3. If this switch is caused by the IRET instruction (note, the NT bit in the eflags of the current task is set 1), then the CPU checks if the B bit of the target task is 1 after the privilege detection is performed. (Note, here is the required 1, not previous 0), then clear the B bit of the current task, and clear the NT bit in the eflags of the current task, then, the CPU is pressed into the current task information In the corresponding TSS structure, the corresponding information is removed from the TSS structure of the target task, and the task switch is completed.
From the CPU behavior characteristics of the CPU, we are not difficult to find that JMP instructions are just a very simple jump instruction. From a task to another task, the CPU does not do more operations, while in the CALL instruction In the task switching of the interrupt, the CPU will put the "TSS Descriptor" of the current task into the "TSS Descriptor" of the target task, and set the corresponding status bit, so that it will be the same as a linked list. The task is linked to the target task, so when using the IRET instruction, you can return from the target task to the original task. This feature is especially useful in interrupt processing, because you can use the IRET instruction directly to return to the original task from the interrupt service task to continue running.
So much, there are so many tasks, so many "TSS descriptors" exist at the same time, how does the CPU know which "TSS Descriptor" referred to is the current task currently being executed? In fact, there is a TR (task register) inside the CPU, which is stored in the "TSS descriptor" of the task currently executing, and the CPU will automatically carry the "TSS Descriptor" of the new task when the task is handover. Where it is.
Ok, the basic knowledge used in this experiment has been introduced. Here we will see how this is achieved in the actual operating system.
Go! ~~
PYOS This experimental related issues overview
Through the previous experiments, you may be familiar with PYOS, but as a system under development, constantly modifications and perfection are essential, in this experiment, Pyos has made it in structure. Amazing adjustment. The PYOS used in this experiment report is 2004_05_31_10_00 version, you can find all of its source code on http://purec.binghua.com (pure C forum).

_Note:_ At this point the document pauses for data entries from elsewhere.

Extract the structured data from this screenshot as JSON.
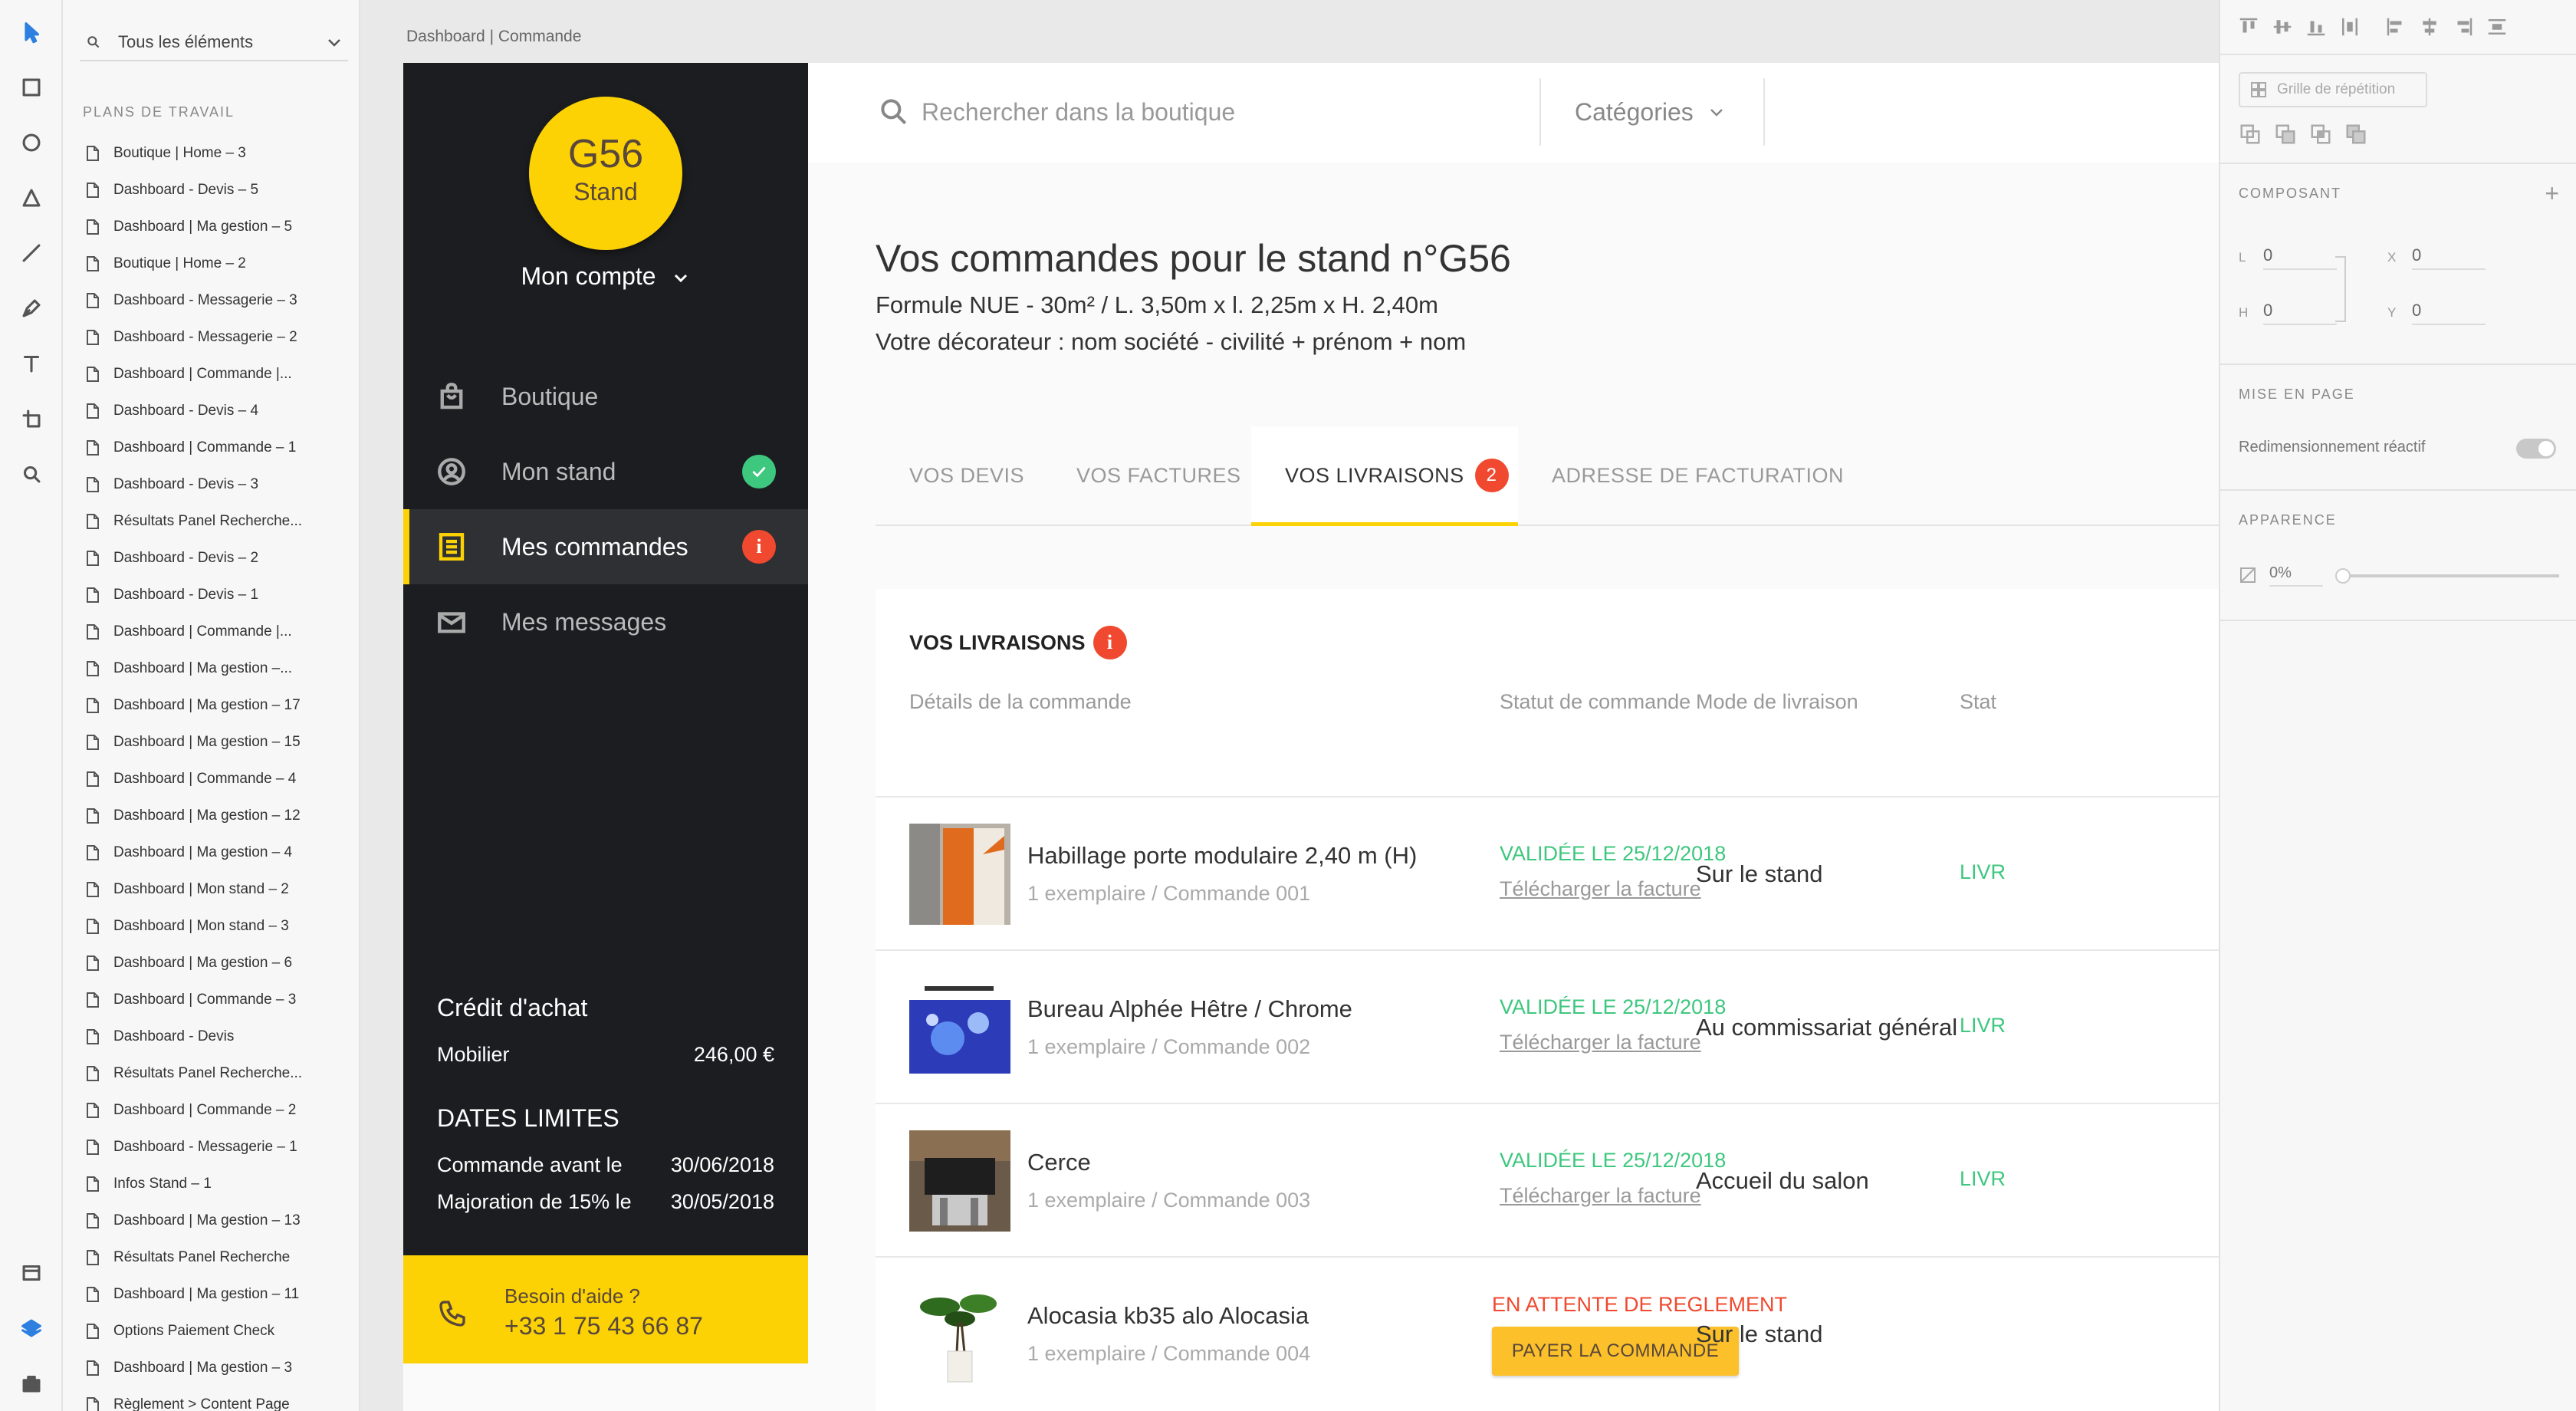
{
  "editor": {
    "canvas_label": "Dashboard | Commande",
    "layers": {
      "filter_label": "Tous les éléments",
      "heading": "PLANS DE TRAVAIL",
      "items": [
        "Boutique | Home – 3",
        "Dashboard - Devis – 5",
        "Dashboard | Ma gestion – 5",
        "Boutique | Home – 2",
        "Dashboard - Messagerie – 3",
        "Dashboard - Messagerie – 2",
        "Dashboard | Commande |...",
        "Dashboard - Devis – 4",
        "Dashboard | Commande – 1",
        "Dashboard - Devis – 3",
        "Résultats Panel Recherche...",
        "Dashboard - Devis – 2",
        "Dashboard - Devis – 1",
        "Dashboard | Commande |...",
        "Dashboard | Ma gestion –...",
        "Dashboard | Ma gestion – 17",
        "Dashboard | Ma gestion – 15",
        "Dashboard | Commande – 4",
        "Dashboard | Ma gestion – 12",
        "Dashboard | Ma gestion – 4",
        "Dashboard | Mon stand – 2",
        "Dashboard | Mon stand – 3",
        "Dashboard | Ma gestion – 6",
        "Dashboard | Commande – 3",
        "Dashboard - Devis",
        "Résultats Panel Recherche...",
        "Dashboard | Commande – 2",
        "Dashboard - Messagerie – 1",
        "Infos Stand – 1",
        "Dashboard | Ma gestion – 13",
        "Résultats Panel Recherche",
        "Dashboard | Ma gestion – 11",
        "Options Paiement Check",
        "Dashboard | Ma gestion – 3",
        "Règlement > Content Page"
      ]
    },
    "tools": [
      "select-tool",
      "rectangle-tool",
      "ellipse-tool",
      "triangle-tool",
      "line-tool",
      "pen-tool",
      "text-tool",
      "artboard-tool",
      "zoom-tool"
    ],
    "inspector": {
      "repeat_grid_label": "Grille de répétition",
      "component_heading": "COMPOSANT",
      "w_label": "L",
      "w_value": "0",
      "x_label": "X",
      "x_value": "0",
      "h_label": "H",
      "h_value": "0",
      "y_label": "Y",
      "y_value": "0",
      "layout_heading": "MISE EN PAGE",
      "responsive_label": "Redimensionnement réactif",
      "appearance_heading": "APPARENCE",
      "opacity_value": "0%"
    }
  },
  "app": {
    "brand": {
      "stand_code": "G56",
      "stand_label": "Stand"
    },
    "account_label": "Mon compte",
    "nav": [
      {
        "label": "Boutique",
        "icon": "shopping-bag-icon"
      },
      {
        "label": "Mon stand",
        "icon": "user-circle-icon",
        "badge": "check"
      },
      {
        "label": "Mes commandes",
        "icon": "list-icon",
        "badge": "i"
      },
      {
        "label": "Mes messages",
        "icon": "mail-icon"
      }
    ],
    "credit": {
      "title": "Crédit d'achat",
      "label": "Mobilier",
      "value": "246,00 €"
    },
    "dates": {
      "title": "DATES LIMITES",
      "rows": [
        {
          "label": "Commande avant le",
          "value": "30/06/2018"
        },
        {
          "label": "Majoration de 15% le",
          "value": "30/05/2018"
        }
      ]
    },
    "help": {
      "title": "Besoin d'aide ?",
      "phone": "+33 1 75 43 66 87"
    },
    "search": {
      "placeholder": "Rechercher dans la boutique"
    },
    "categories_label": "Catégories",
    "title": "Vos commandes pour le stand n°G56",
    "subtitle1": "Formule NUE - 30m² / L. 3,50m x l. 2,25m x H. 2,40m",
    "subtitle2": "Votre décorateur : nom société - civilité + prénom + nom",
    "tabs": [
      {
        "label": "VOS DEVIS"
      },
      {
        "label": "VOS FACTURES"
      },
      {
        "label": "VOS LIVRAISONS",
        "badge": "2"
      },
      {
        "label": "ADRESSE DE FACTURATION"
      }
    ],
    "card": {
      "title": "VOS LIVRAISONS",
      "badge": "i",
      "columns": [
        "Détails de la commande",
        "Statut de commande",
        "Mode de livraison",
        "Stat"
      ],
      "rows": [
        {
          "name": "Habillage porte modulaire 2,40 m (H)",
          "meta": "1 exemplaire / Commande 001",
          "status": "VALIDÉE LE 25/12/2018",
          "download": "Télécharger la facture",
          "mode": "Sur le stand",
          "delivery": "LIVR"
        },
        {
          "name": "Bureau Alphée Hêtre / Chrome",
          "meta": "1 exemplaire / Commande 002",
          "status": "VALIDÉE LE 25/12/2018",
          "download": "Télécharger la facture",
          "mode": "Au commissariat général",
          "delivery": "LIVR"
        },
        {
          "name": "Cerce",
          "meta": "1 exemplaire / Commande 003",
          "status": "VALIDÉE LE 25/12/2018",
          "download": "Télécharger la facture",
          "mode": "Accueil du salon",
          "delivery": "LIVR"
        },
        {
          "name": "Alocasia kb35 alo Alocasia",
          "meta": "1 exemplaire / Commande 004",
          "status": "EN ATTENTE DE REGLEMENT",
          "action": "PAYER LA COMMANDE",
          "mode": "Sur le stand"
        }
      ]
    }
  },
  "colors": {
    "accent": "#fcd205",
    "success": "#3ec77e",
    "danger": "#f0492f",
    "sidebar": "#1c1d20"
  }
}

Since PYOS currently does not complete disk-drive and file management, the two processes used in this experiment, the A process and the B process are directly written to the specified location in the image file, and after the system is started by Setup The program directly reads the memory specified position. Let's take a look at the code of these two processes:
#include "video" video.h "
EXTERN "C" void user_main ()
{
Static I = 0;
For (;;) {
IF ( i == 0xfffffff) {// delay
Class_pyos_video :: Print ("_A_");
i = 0;
}
}
}
The above code is the code of the A process, the code of the B process is almost exactly exactly, but the output is not "_a_" but "-b-".
First we compile them separately by using pyos_gcc:
OUT / PYOS_GCC.EXE SOURCE / A_PROCESS.CPP 0x80000 OUT / A_PROCESS.BIN
OUT / PYOS_GCC.EXE SOURCE / B_PROCESS.CPP 0x90000 OUT / B_PROCESS.BIN
The 0x80000, means that the A process will be placed in memory, the same 0x90000 is the position where the B process is placed in memory. When startup, they will be read by the setup.asm program to the above-specified memory. In the address. There is a detailed description of this compile content in the source code package in the source code package, this is not much to say, interested friends can look at the relevant source code.
Let's take a look at the kernel code directly below:
/ * Kernel main function * /
EXTERN "C" void pyos_main ()
{
/* system initialization */
Class_pyos_system :: init ();
/ * Clean screen, print welcome information * /
Class_pyos_video :: clear ();
Class_pyos_video :: Print ("Pyos Task Switch Experiment / N");
/ * Install the clock interrupt * /
Class_pyos_system :: installcputimeInterrupt ();
/ * License Clock Interrupt * /
Class_pyos_system :: enablecputimeInterrupt ();
/ * Open interrupt * /
Class_pyos_interrupt :: openinterrupt ();
For (;;);
}
The kernel code is very simple, and the comments are also very detailed. Here is the focus. When the kernel runs, the clock interrupt will open, in the clock interrupt, the system will count, see how many interrupts have occurred, and each clock is interrupted, and it is a most basic time film in PYOS. Subsequently, the interrupt service program compares the time tablets owned by the currently running process, see if the process's time slice uses light, if used, the clock interrupt service program is task to switch. Below, let's take a look at this code:
/ * Clock interrupt handler * /
Void class_pyos_system :: handlecputimeInterrupt ()
{
// Clock interruption, ready for task switching
Static I = 0;
Unsigned int processno = class_pyos_process :: currentprocessnumber;
IF (ProcessNo == 0) {
// If it is now a kernel process, switch to the next process and ensure that no longer switch to the kernel process processno = processno% 2 1;
}
Else {
/ / If it is not a kernel process, time film 1
i;
IF (i == class_pyos_process :: processqueue [processno] .cputime) {
// If a process of CPU is time, and switch to the next process
ProcessNo = ProcessNo% 2 1;
// Recons calculate the time film
i = 0;
}
}
Class_pyos_process :: currentprocessnumber = processno;
Unsigned int base;
// First-line decline processing, obtain the TSS descriptor of previous tasks
Base = m_gdt.tss [3] .BASE_0_15;
Base | = (m_gdt.tss [3] .BASE_16_23 << 16);
Base | = (m_gdt.tss [3] .BASE_24_31 << 24);
Struct_pyos_tss * ptss = (struct_pyos_tss *) base;
Base = PTSS-> LINK;
// Tagged the previous task as a non-busy task
Base = (unsigned int) & m_gdt;
Struct_pyos_tssitem * p = (struct_pyos_tssitem *) base;
P-> b = 0;
// Will be executed the task descriptor mark as a busy task
Class_pyos_system :: m_gdt.tss [processno] .b = 1;
// Put the current task (the clock interrupt handler's LINK is changed to the task selection sub)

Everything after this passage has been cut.